🤖 AI Summary
This work addresses a critical yet overlooked issue in code generation by large language models: functional failures caused by subtle transcription errors—such as omitting or misrepresenting high-precision decimal constants—despite their strong algorithmic reasoning capabilities. To bridge this gap, the paper introduces the first benchmark specifically designed to evaluate long-range state tracking and data fidelity in code transcription, requiring models to accurately embed high-precision decimal constants into Python programs and execute subsequent aggregations. Leveraging an evaluation protocol based on exact string matching, multiple prompting strategies, and a structured failure analysis framework, the study systematically uncovers pervasive silent transcription errors across current models. The proposed benchmark offers a reproducible stress-testing paradigm that advances the reliability assessment of code generation systems.
📝 Abstract
Many real-world software tasks require exact transcription of provided data into code, such as cryptographic constants, protocol test vectors, allowlists, and calibration tables. These tasks are operationally sensitive because small omissions or alterations can remain silent while producing syntactically valid programs.
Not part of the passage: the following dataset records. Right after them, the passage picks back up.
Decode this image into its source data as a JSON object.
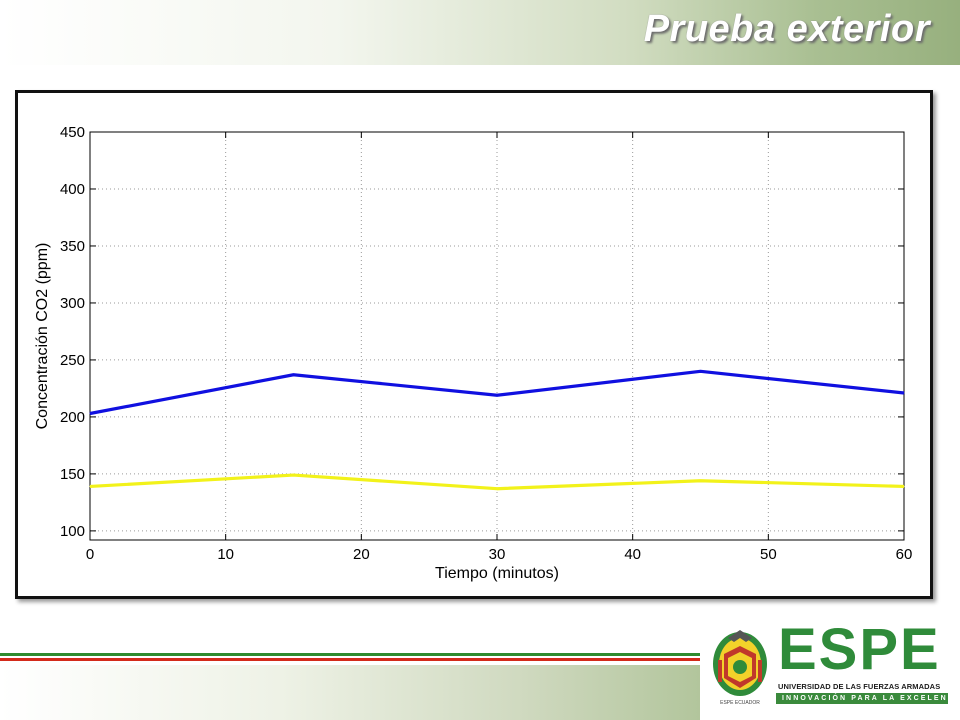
{
  "slide": {
    "title": "Prueba exterior"
  },
  "logo": {
    "name": "ESPE",
    "subtitle": "UNIVERSIDAD DE LAS FUERZAS ARMADAS",
    "tagline": "INNOVACIÓN PARA LA EXCELENCIA",
    "crest_caption": "ESPE ECUADOR",
    "primary_color": "#2f8b3a"
  },
  "chart_data": {
    "type": "line",
    "title": "",
    "xlabel": "Tiempo (minutos)",
    "ylabel": "Concentración CO2 (ppm)",
    "xlim": [
      0,
      60
    ],
    "ylim": [
      92,
      450
    ],
    "xticks": [
      0,
      10,
      20,
      30,
      40,
      50,
      60
    ],
    "yticks": [
      100,
      150,
      200,
      250,
      300,
      350,
      400,
      450
    ],
    "grid": true,
    "grid_style": "dotted",
    "x": [
      0,
      15,
      30,
      45,
      60
    ],
    "series": [
      {
        "name": "",
        "color": "#1010e0",
        "values": [
          203,
          237,
          219,
          240,
          221
        ]
      },
      {
        "name": "",
        "color": "#f2f21a",
        "values": [
          139,
          149,
          137,
          144,
          139
        ]
      }
    ]
  }
}
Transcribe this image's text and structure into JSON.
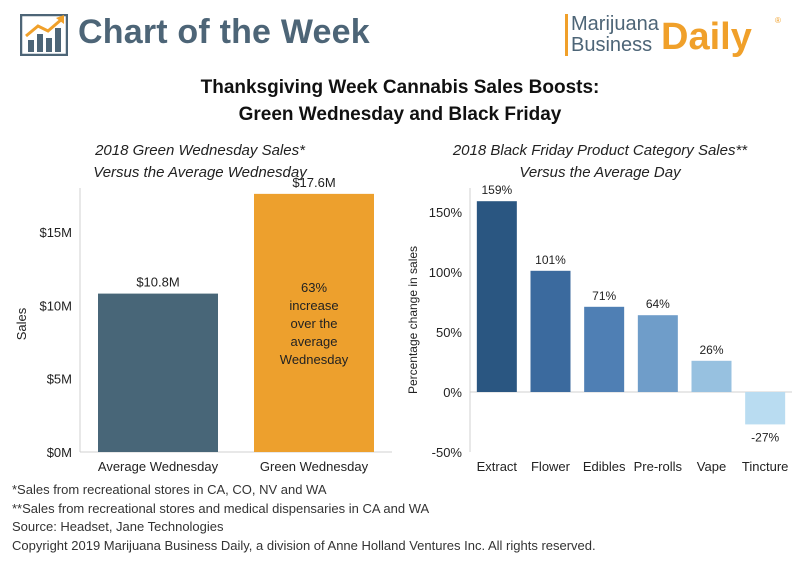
{
  "header": {
    "section_title": "Chart of the Week",
    "brand_line1": "Marijuana",
    "brand_line2": "Business",
    "brand_line3": "Daily",
    "brand_mark": "®"
  },
  "title_line1": "Thanksgiving Week Cannabis Sales Boosts:",
  "title_line2": "Green Wednesday and Black Friday",
  "chart_data": [
    {
      "type": "bar",
      "title_line1": "2018 Green Wednesday Sales*",
      "title_line2": "Versus the Average Wednesday",
      "categories": [
        "Average Wednesday",
        "Green Wednesday"
      ],
      "values": [
        10.8,
        17.6
      ],
      "data_labels": [
        "$10.8M",
        "$17.6M"
      ],
      "colors": [
        "#486678",
        "#eda02d"
      ],
      "annotation": [
        "63%",
        "increase",
        "over the",
        "average",
        "Wednesday"
      ],
      "ylabel": "Sales",
      "ylim": [
        0,
        18
      ],
      "yticks": [
        0,
        5,
        10,
        15
      ],
      "ytick_labels": [
        "$0M",
        "$5M",
        "$10M",
        "$15M"
      ],
      "grid": false
    },
    {
      "type": "bar",
      "title_line1": "2018 Black Friday Product Category Sales**",
      "title_line2": "Versus the Average Day",
      "categories": [
        "Extract",
        "Flower",
        "Edibles",
        "Pre-rolls",
        "Vape",
        "Tincture"
      ],
      "values": [
        159,
        101,
        71,
        64,
        26,
        -27
      ],
      "data_labels": [
        "159%",
        "101%",
        "71%",
        "64%",
        "26%",
        "-27%"
      ],
      "colors": [
        "#2a5681",
        "#3b6a9e",
        "#4f7fb4",
        "#6f9dc9",
        "#97c1e0",
        "#b9dcf1"
      ],
      "ylabel": "Percentage change in sales",
      "ylim": [
        -50,
        170
      ],
      "yticks": [
        -50,
        0,
        50,
        100,
        150
      ],
      "ytick_labels": [
        "-50%",
        "0%",
        "50%",
        "100%",
        "150%"
      ],
      "grid": false
    }
  ],
  "footnotes": [
    "*Sales from recreational stores in CA, CO, NV and WA",
    "**Sales from recreational stores and medical dispensaries in CA and WA",
    "Source: Headset, Jane Technologies",
    "Copyright 2019 Marijuana Business Daily, a division of Anne Holland Ventures Inc. All rights reserved."
  ]
}
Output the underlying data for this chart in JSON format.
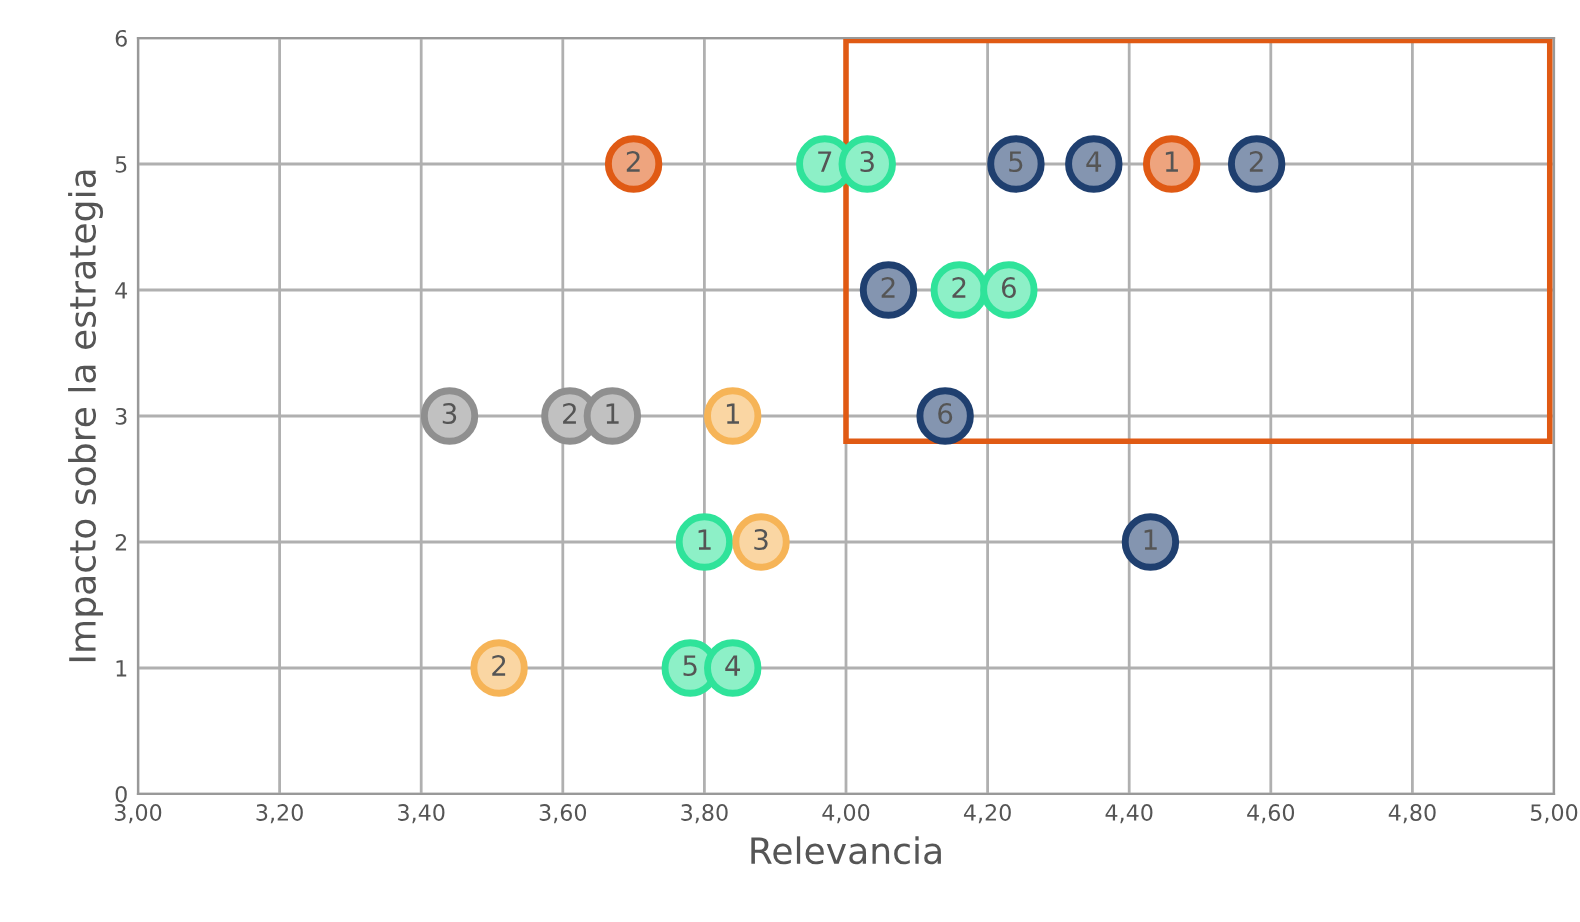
{
  "chart_data": {
    "type": "scatter",
    "xlabel": "Relevancia",
    "ylabel": "Impacto sobre la estrategia",
    "xlim": [
      3.0,
      5.0
    ],
    "ylim": [
      0,
      6
    ],
    "xticks": [
      {
        "value": 3.0,
        "label": "3,00"
      },
      {
        "value": 3.2,
        "label": "3,20"
      },
      {
        "value": 3.4,
        "label": "3,40"
      },
      {
        "value": 3.6,
        "label": "3,60"
      },
      {
        "value": 3.8,
        "label": "3,80"
      },
      {
        "value": 4.0,
        "label": "4,00"
      },
      {
        "value": 4.2,
        "label": "4,20"
      },
      {
        "value": 4.4,
        "label": "4,40"
      },
      {
        "value": 4.6,
        "label": "4,60"
      },
      {
        "value": 4.8,
        "label": "4,80"
      },
      {
        "value": 5.0,
        "label": "5,00"
      }
    ],
    "yticks": [
      0,
      1,
      2,
      3,
      4,
      5,
      6
    ],
    "grid": true,
    "marker": "circle",
    "series": [
      {
        "color": "#e05a14",
        "x": [
          3.7,
          4.46
        ],
        "values": [
          5,
          5
        ]
      },
      {
        "color": "#2fe39a",
        "x": [
          3.97,
          4.03,
          4.16,
          4.23,
          3.8,
          3.78,
          3.84
        ],
        "values": [
          5,
          5,
          4,
          4,
          2,
          1,
          1
        ]
      },
      {
        "color": "#1f3f6f",
        "x": [
          4.24,
          4.35,
          4.58,
          4.06,
          4.14,
          4.43
        ],
        "values": [
          5,
          5,
          5,
          4,
          3,
          2
        ]
      },
      {
        "color": "#8f8f8f",
        "x": [
          3.44,
          3.61,
          3.67
        ],
        "values": [
          3,
          3,
          3
        ]
      },
      {
        "color": "#f6b457",
        "x": [
          3.84,
          3.88,
          3.51
        ],
        "values": [
          3,
          2,
          1
        ]
      }
    ],
    "annotations": [
      {
        "text": "2",
        "x": 3.7,
        "y": 5
      },
      {
        "text": "1",
        "x": 4.46,
        "y": 5
      },
      {
        "text": "7",
        "x": 3.97,
        "y": 5
      },
      {
        "text": "3",
        "x": 4.03,
        "y": 5
      },
      {
        "text": "2",
        "x": 4.16,
        "y": 4
      },
      {
        "text": "6",
        "x": 4.23,
        "y": 4
      },
      {
        "text": "1",
        "x": 3.8,
        "y": 2
      },
      {
        "text": "5",
        "x": 3.78,
        "y": 1
      },
      {
        "text": "4",
        "x": 3.84,
        "y": 1
      },
      {
        "text": "5",
        "x": 4.24,
        "y": 5
      },
      {
        "text": "4",
        "x": 4.35,
        "y": 5
      },
      {
        "text": "2",
        "x": 4.58,
        "y": 5
      },
      {
        "text": "2",
        "x": 4.06,
        "y": 4
      },
      {
        "text": "6",
        "x": 4.14,
        "y": 3
      },
      {
        "text": "1",
        "x": 4.43,
        "y": 2
      },
      {
        "text": "3",
        "x": 3.44,
        "y": 3
      },
      {
        "text": "2",
        "x": 3.61,
        "y": 3
      },
      {
        "text": "1",
        "x": 3.67,
        "y": 3
      },
      {
        "text": "1",
        "x": 3.84,
        "y": 3
      },
      {
        "text": "3",
        "x": 3.88,
        "y": 2
      },
      {
        "text": "2",
        "x": 3.51,
        "y": 1
      }
    ]
  }
}
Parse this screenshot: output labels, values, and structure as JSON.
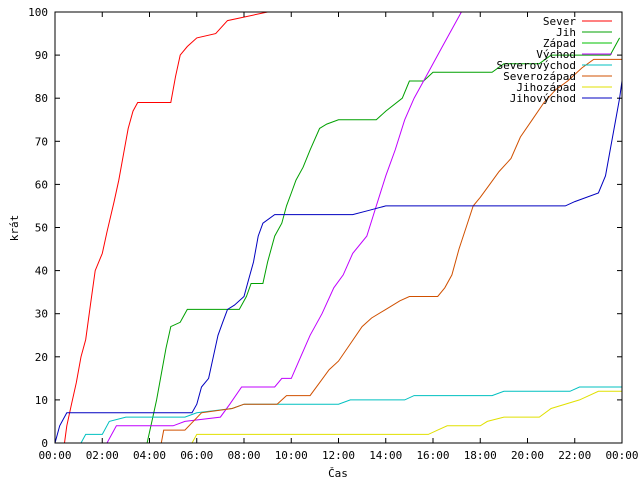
{
  "chart_data": {
    "type": "line",
    "xlabel": "Čas",
    "ylabel": "krát",
    "xlim": [
      0,
      24
    ],
    "ylim": [
      0,
      100
    ],
    "grid": false,
    "legend_position": "top-right",
    "x_ticks": [
      {
        "v": 0,
        "label": "00:00"
      },
      {
        "v": 2,
        "label": "02:00"
      },
      {
        "v": 4,
        "label": "04:00"
      },
      {
        "v": 6,
        "label": "06:00"
      },
      {
        "v": 8,
        "label": "08:00"
      },
      {
        "v": 10,
        "label": "10:00"
      },
      {
        "v": 12,
        "label": "12:00"
      },
      {
        "v": 14,
        "label": "14:00"
      },
      {
        "v": 16,
        "label": "16:00"
      },
      {
        "v": 18,
        "label": "18:00"
      },
      {
        "v": 20,
        "label": "20:00"
      },
      {
        "v": 22,
        "label": "22:00"
      },
      {
        "v": 24,
        "label": "00:00"
      }
    ],
    "y_ticks": [
      {
        "v": 0,
        "label": "0"
      },
      {
        "v": 10,
        "label": "10"
      },
      {
        "v": 20,
        "label": "20"
      },
      {
        "v": 30,
        "label": "30"
      },
      {
        "v": 40,
        "label": "40"
      },
      {
        "v": 50,
        "label": "50"
      },
      {
        "v": 60,
        "label": "60"
      },
      {
        "v": 70,
        "label": "70"
      },
      {
        "v": 80,
        "label": "80"
      },
      {
        "v": 90,
        "label": "90"
      },
      {
        "v": 100,
        "label": "100"
      }
    ],
    "series": [
      {
        "name": "Sever",
        "color": "#ff0000",
        "points": [
          [
            0.4,
            0
          ],
          [
            0.5,
            4
          ],
          [
            0.7,
            9
          ],
          [
            0.9,
            14
          ],
          [
            1.1,
            20
          ],
          [
            1.3,
            24
          ],
          [
            1.5,
            32
          ],
          [
            1.7,
            40
          ],
          [
            2.0,
            44
          ],
          [
            2.2,
            49
          ],
          [
            2.5,
            56
          ],
          [
            2.7,
            61
          ],
          [
            2.9,
            67
          ],
          [
            3.1,
            73
          ],
          [
            3.3,
            77
          ],
          [
            3.5,
            79
          ],
          [
            4.9,
            79
          ],
          [
            5.1,
            85
          ],
          [
            5.3,
            90
          ],
          [
            5.6,
            92
          ],
          [
            6.0,
            94
          ],
          [
            6.8,
            95
          ],
          [
            7.3,
            98
          ],
          [
            9.0,
            100
          ]
        ]
      },
      {
        "name": "Jih",
        "color": "#00a000",
        "points": [
          [
            3.9,
            0
          ],
          [
            4.1,
            5
          ],
          [
            4.3,
            10
          ],
          [
            4.5,
            16
          ],
          [
            4.7,
            22
          ],
          [
            4.9,
            27
          ],
          [
            5.3,
            28
          ],
          [
            5.6,
            31
          ],
          [
            7.8,
            31
          ],
          [
            8.1,
            34
          ],
          [
            8.3,
            37
          ],
          [
            8.8,
            37
          ],
          [
            9.0,
            42
          ],
          [
            9.3,
            48
          ],
          [
            9.6,
            51
          ],
          [
            9.8,
            55
          ],
          [
            10.0,
            58
          ],
          [
            10.2,
            61
          ],
          [
            10.5,
            64
          ],
          [
            10.8,
            68
          ],
          [
            11.2,
            73
          ],
          [
            11.5,
            74
          ],
          [
            12.0,
            75
          ],
          [
            13.6,
            75
          ],
          [
            14.0,
            77
          ],
          [
            14.7,
            80
          ],
          [
            15.0,
            84
          ],
          [
            15.6,
            84
          ],
          [
            16.0,
            86
          ],
          [
            18.5,
            86
          ],
          [
            19.0,
            88
          ],
          [
            20.5,
            88
          ],
          [
            21.0,
            90
          ],
          [
            23.5,
            90
          ],
          [
            23.9,
            94
          ]
        ]
      },
      {
        "name": "Západ",
        "color": "#00c000",
        "points": []
      },
      {
        "name": "Východ",
        "color": "#c000ff",
        "points": [
          [
            2.2,
            0
          ],
          [
            2.6,
            4
          ],
          [
            5.0,
            4
          ],
          [
            5.5,
            5
          ],
          [
            7.0,
            6
          ],
          [
            7.4,
            9
          ],
          [
            7.9,
            13
          ],
          [
            9.3,
            13
          ],
          [
            9.6,
            15
          ],
          [
            10.0,
            15
          ],
          [
            10.4,
            20
          ],
          [
            10.8,
            25
          ],
          [
            11.3,
            30
          ],
          [
            11.8,
            36
          ],
          [
            12.2,
            39
          ],
          [
            12.6,
            44
          ],
          [
            13.2,
            48
          ],
          [
            13.6,
            55
          ],
          [
            14.0,
            62
          ],
          [
            14.4,
            68
          ],
          [
            14.8,
            75
          ],
          [
            15.2,
            80
          ],
          [
            15.6,
            84
          ],
          [
            16.0,
            88
          ],
          [
            16.4,
            92
          ],
          [
            16.8,
            96
          ],
          [
            17.2,
            100
          ]
        ]
      },
      {
        "name": "Severovýchod",
        "color": "#00c0c0",
        "points": [
          [
            1.1,
            0
          ],
          [
            1.3,
            2
          ],
          [
            2.0,
            2
          ],
          [
            2.3,
            5
          ],
          [
            3.0,
            6
          ],
          [
            5.5,
            6
          ],
          [
            6.0,
            7
          ],
          [
            7.5,
            8
          ],
          [
            8.0,
            9
          ],
          [
            12.0,
            9
          ],
          [
            12.5,
            10
          ],
          [
            14.8,
            10
          ],
          [
            15.2,
            11
          ],
          [
            18.5,
            11
          ],
          [
            19.0,
            12
          ],
          [
            21.8,
            12
          ],
          [
            22.2,
            13
          ],
          [
            24.0,
            13
          ]
        ]
      },
      {
        "name": "Severozápad",
        "color": "#d05000",
        "points": [
          [
            4.5,
            0
          ],
          [
            4.6,
            3
          ],
          [
            5.5,
            3
          ],
          [
            6.2,
            7
          ],
          [
            7.5,
            8
          ],
          [
            8.0,
            9
          ],
          [
            9.4,
            9
          ],
          [
            9.8,
            11
          ],
          [
            10.8,
            11
          ],
          [
            11.2,
            14
          ],
          [
            11.6,
            17
          ],
          [
            12.0,
            19
          ],
          [
            12.5,
            23
          ],
          [
            13.0,
            27
          ],
          [
            13.4,
            29
          ],
          [
            14.0,
            31
          ],
          [
            14.6,
            33
          ],
          [
            15.0,
            34
          ],
          [
            16.2,
            34
          ],
          [
            16.5,
            36
          ],
          [
            16.8,
            39
          ],
          [
            17.1,
            45
          ],
          [
            17.4,
            50
          ],
          [
            17.7,
            55
          ],
          [
            18.0,
            57
          ],
          [
            18.4,
            60
          ],
          [
            18.8,
            63
          ],
          [
            19.3,
            66
          ],
          [
            19.7,
            71
          ],
          [
            20.2,
            75
          ],
          [
            20.7,
            79
          ],
          [
            21.2,
            82
          ],
          [
            21.7,
            84
          ],
          [
            22.3,
            87
          ],
          [
            22.8,
            89
          ],
          [
            23.5,
            89
          ],
          [
            24.0,
            89
          ]
        ]
      },
      {
        "name": "Jihozápad",
        "color": "#e0e000",
        "points": [
          [
            5.8,
            0
          ],
          [
            6.0,
            2
          ],
          [
            15.8,
            2
          ],
          [
            16.2,
            3
          ],
          [
            16.6,
            4
          ],
          [
            17.2,
            4
          ],
          [
            18.0,
            4
          ],
          [
            18.3,
            5
          ],
          [
            19.0,
            6
          ],
          [
            20.5,
            6
          ],
          [
            21.0,
            8
          ],
          [
            22.2,
            10
          ],
          [
            23.0,
            12
          ],
          [
            24.0,
            12
          ]
        ]
      },
      {
        "name": "Jihovýchod",
        "color": "#0000c0",
        "points": [
          [
            0.0,
            0
          ],
          [
            0.2,
            4
          ],
          [
            0.5,
            7
          ],
          [
            5.8,
            7
          ],
          [
            6.0,
            9
          ],
          [
            6.2,
            13
          ],
          [
            6.5,
            15
          ],
          [
            6.7,
            20
          ],
          [
            6.9,
            25
          ],
          [
            7.1,
            28
          ],
          [
            7.3,
            31
          ],
          [
            7.6,
            32
          ],
          [
            8.0,
            34
          ],
          [
            8.2,
            38
          ],
          [
            8.4,
            42
          ],
          [
            8.6,
            48
          ],
          [
            8.8,
            51
          ],
          [
            9.3,
            53
          ],
          [
            12.6,
            53
          ],
          [
            13.3,
            54
          ],
          [
            14.0,
            55
          ],
          [
            21.6,
            55
          ],
          [
            22.0,
            56
          ],
          [
            23.0,
            58
          ],
          [
            23.3,
            62
          ],
          [
            23.5,
            68
          ],
          [
            23.7,
            74
          ],
          [
            23.9,
            80
          ],
          [
            24.0,
            84
          ]
        ]
      }
    ]
  }
}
This paper introduces a deliberately minimal transcription-to-code benchmark to isolate this reliability concern in LLM-based code generation. Given a list of high-precision decimal constants, a model must generate Python code that embeds the constants verbatim and performs a simple aggregate computation. We describe the prompting variants, evaluation protocol based on exact-string inclusion, and analysis framework used to characterize state-tracking and long-horizon generation failures. The benchmark is intended as a compact stress test that complements existing code-generation evaluations by focusing on data integrity rather than algorithmic reasoning.